Specific impact of milk and DFs consumption on IBD has not been studied as extensively as on other diseases (reviewed in [84]). In general there are 3 topics to consider: first is the relationship of DFs to risk of IBD, second DFs impact on IBD relapse rates, finally possible risks of dietary DFs restrictions.

While 2 epidemiological studies [50, 51] suggested a positive correlation of increasing DFs intake with increasing incidence of IBD, remaining studies suggested possible protection by DFs [5255] or no effect on IBD [5659]. Further studies are needed to verify protective outcomes. However there is a hint that an ecological fallacy type relationship between DFs and IBD exists. In this situation, observed ecological relationships between disease and target variables are opposite to those expected at patient level studies. A similar paradigm occurs between DFs and colorectal cancer [8, 85].

The second topic that DFs aggravate established IBD is not clear. One study reported that milk and DFs intake were associated with flares [60] and this is supported in a study of food groups in patients with UC [86]. However in a large review, of effects of general diets in IBD, no convincing evidence was found to show that any nutrient induced flares [7]. The presence of IBS and role of FODMAPs contributing to symptoms may cloud the issue [82].

The third topic is whether DF restriction has any negative impacts. In the general population, an NIH conference on LI concluded that the main health hazard is the improper withdrawal of DFs. Benefits from DFs were stressed [87]. Among these, bone health, better control of hypertension [88], weight gain [89, 90] and a reduced risk for colorectal cancer either through calcium or vitamin D is oberved [91].

In IBD, osteopenia and osteoporosis are consequences of chronic inflammation and medications [9294]. The role of calcium and DF intake in IBD-related bone disease is unclear [9597] or controversial [98] but intuitively is still important.

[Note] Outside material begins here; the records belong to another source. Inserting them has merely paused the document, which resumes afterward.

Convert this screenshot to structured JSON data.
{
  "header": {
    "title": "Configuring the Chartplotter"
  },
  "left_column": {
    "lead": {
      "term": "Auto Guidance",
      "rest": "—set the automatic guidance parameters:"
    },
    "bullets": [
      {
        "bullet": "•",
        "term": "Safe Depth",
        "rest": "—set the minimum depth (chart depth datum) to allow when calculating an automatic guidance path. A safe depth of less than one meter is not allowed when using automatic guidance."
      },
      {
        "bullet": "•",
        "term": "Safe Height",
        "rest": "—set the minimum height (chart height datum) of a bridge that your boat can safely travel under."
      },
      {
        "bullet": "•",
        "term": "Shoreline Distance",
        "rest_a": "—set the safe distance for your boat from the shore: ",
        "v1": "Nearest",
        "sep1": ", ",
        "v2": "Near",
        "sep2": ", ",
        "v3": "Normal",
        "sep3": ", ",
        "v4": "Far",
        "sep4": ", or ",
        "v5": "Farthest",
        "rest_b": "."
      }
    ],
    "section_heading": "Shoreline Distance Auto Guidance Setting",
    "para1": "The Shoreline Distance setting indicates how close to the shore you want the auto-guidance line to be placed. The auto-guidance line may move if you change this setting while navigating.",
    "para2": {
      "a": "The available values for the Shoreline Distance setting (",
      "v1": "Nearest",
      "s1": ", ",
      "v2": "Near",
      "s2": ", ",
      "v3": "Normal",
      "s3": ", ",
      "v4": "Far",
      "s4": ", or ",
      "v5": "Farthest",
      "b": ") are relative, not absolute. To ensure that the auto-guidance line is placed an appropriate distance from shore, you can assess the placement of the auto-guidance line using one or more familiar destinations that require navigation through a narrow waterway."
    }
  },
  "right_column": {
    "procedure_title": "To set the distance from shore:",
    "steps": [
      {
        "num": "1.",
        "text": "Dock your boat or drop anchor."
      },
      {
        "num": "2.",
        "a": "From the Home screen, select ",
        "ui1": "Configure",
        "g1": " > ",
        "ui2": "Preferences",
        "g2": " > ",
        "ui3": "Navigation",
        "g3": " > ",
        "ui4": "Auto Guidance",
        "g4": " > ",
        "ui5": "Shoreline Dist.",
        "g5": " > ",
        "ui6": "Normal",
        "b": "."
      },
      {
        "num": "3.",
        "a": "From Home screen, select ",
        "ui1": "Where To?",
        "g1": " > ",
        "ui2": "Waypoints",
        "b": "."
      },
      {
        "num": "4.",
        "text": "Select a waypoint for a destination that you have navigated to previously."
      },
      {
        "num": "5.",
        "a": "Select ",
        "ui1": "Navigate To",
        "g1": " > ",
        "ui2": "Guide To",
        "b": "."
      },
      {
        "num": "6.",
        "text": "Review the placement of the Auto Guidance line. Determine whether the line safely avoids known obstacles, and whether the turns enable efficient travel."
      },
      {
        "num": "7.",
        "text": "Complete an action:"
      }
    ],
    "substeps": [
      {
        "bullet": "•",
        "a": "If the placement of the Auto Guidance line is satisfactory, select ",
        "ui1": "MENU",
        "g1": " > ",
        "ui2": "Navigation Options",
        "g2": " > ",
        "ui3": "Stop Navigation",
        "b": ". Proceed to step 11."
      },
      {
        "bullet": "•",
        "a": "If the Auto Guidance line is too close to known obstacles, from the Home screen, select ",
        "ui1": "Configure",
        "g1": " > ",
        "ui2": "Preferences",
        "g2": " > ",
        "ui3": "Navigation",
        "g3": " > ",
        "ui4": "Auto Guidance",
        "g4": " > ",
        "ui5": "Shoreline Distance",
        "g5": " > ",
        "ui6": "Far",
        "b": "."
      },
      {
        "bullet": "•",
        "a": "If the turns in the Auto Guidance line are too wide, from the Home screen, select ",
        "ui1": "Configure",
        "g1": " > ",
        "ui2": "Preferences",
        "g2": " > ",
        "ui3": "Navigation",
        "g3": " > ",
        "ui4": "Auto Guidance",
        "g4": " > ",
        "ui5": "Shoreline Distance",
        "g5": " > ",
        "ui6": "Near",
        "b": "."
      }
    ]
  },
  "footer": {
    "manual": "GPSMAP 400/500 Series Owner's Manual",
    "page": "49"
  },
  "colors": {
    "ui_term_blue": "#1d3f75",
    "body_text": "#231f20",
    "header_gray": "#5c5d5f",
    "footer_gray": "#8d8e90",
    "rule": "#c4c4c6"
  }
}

Colorectal cancer is increased in IBD colitis and may be linked with chronic inflammation also [99]. Calcium and vitamin D may be protective both for cancer [100, 101] and provide anti-inflammatory effects [102].

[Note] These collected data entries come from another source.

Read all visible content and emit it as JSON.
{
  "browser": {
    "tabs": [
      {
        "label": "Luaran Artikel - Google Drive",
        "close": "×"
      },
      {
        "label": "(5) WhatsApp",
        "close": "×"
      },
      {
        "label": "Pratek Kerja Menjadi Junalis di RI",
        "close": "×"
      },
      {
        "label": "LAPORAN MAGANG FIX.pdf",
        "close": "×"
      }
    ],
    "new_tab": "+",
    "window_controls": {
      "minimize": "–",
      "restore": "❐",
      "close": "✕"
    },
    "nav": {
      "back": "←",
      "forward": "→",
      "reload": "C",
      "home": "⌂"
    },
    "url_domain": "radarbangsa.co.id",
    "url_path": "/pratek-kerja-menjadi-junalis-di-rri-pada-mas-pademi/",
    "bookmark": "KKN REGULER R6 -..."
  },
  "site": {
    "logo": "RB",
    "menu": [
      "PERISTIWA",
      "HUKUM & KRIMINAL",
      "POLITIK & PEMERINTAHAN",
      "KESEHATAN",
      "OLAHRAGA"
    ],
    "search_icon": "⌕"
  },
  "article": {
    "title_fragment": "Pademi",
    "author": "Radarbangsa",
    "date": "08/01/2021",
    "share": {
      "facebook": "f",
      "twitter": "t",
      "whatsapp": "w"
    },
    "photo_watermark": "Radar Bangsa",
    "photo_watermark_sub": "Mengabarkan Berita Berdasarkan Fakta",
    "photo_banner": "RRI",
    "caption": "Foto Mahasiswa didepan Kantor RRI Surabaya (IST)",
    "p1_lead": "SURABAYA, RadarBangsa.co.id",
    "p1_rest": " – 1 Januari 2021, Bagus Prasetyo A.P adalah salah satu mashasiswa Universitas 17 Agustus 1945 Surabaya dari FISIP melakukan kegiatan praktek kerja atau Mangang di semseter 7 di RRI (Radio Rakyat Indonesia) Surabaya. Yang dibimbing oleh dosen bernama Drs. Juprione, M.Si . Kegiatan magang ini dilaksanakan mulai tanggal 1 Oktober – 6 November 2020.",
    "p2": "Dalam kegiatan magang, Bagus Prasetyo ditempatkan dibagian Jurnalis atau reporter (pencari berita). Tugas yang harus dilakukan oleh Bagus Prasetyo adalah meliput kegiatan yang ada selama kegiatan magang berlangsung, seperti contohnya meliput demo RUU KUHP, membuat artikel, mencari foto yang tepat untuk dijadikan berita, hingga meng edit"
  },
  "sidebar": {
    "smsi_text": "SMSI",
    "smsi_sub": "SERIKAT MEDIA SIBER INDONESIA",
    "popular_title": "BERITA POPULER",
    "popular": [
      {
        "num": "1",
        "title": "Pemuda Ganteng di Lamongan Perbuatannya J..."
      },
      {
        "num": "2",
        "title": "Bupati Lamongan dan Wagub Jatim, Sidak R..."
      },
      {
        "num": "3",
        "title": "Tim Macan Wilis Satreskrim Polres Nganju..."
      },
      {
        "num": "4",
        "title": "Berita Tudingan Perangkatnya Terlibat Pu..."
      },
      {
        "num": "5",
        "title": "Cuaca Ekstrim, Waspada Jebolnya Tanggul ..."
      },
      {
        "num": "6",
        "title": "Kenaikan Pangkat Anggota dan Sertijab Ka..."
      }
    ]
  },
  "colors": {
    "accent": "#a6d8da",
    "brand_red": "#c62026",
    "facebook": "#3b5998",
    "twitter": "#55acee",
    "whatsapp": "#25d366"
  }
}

Risks of cardiovascular complications may be increased in IBD [103] and calcium may contribute by reducing arterial stiffness [88]. Evaluation of the specific impact of DFs in IBD require further evaluation.

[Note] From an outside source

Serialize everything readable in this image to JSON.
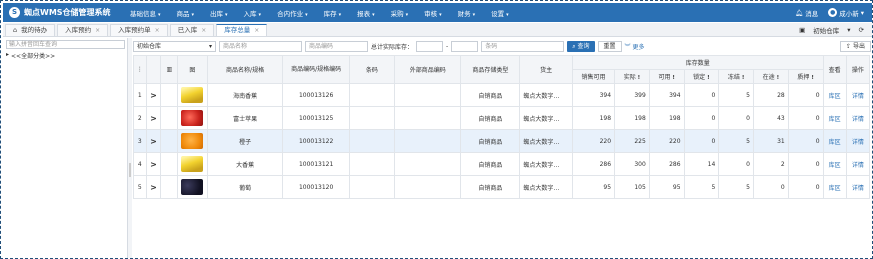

There are limitations to this review. Conclusions from meta-analyses are as accurate as the papers reviewed. Although the quality of most studies was rated as adequate, the period spans 50 years with the majority of studies being older. The period of study includes 4 modalities of lactase assessment and conceptual changes in the genetics of lactase as well as concepts related to symptoms. These variations, as well as inclusion of different populations, and the few number of studies may well account for heterogeneity. However, in the studies reviewed for meta-analysis patients were always studied in parallel with healthy controls, and the outcome sought was an objective prevalence of LM in IBD regardless of method of ascertainment. To our knowledge, this is the only review to date which derives conclusions based on the available literature.

Summary and conclusions

It is suggested that LM in IBD is determined by ethnicity in most cases of UC and CD. In CD small bowel involvement can produce secondary LM in LP. Although unproven, activity may also impact on LM. LM can aggravate LI but self reported LI or the overlap with FODMAP confound DFs specific role. Moreover there is emerging suggestive evidence that DFs may have benefits in IBD and restriction may impact unfavorably. Further work is needed to evaluate the role of DFs in IBD as well on methods to avoid their restriction.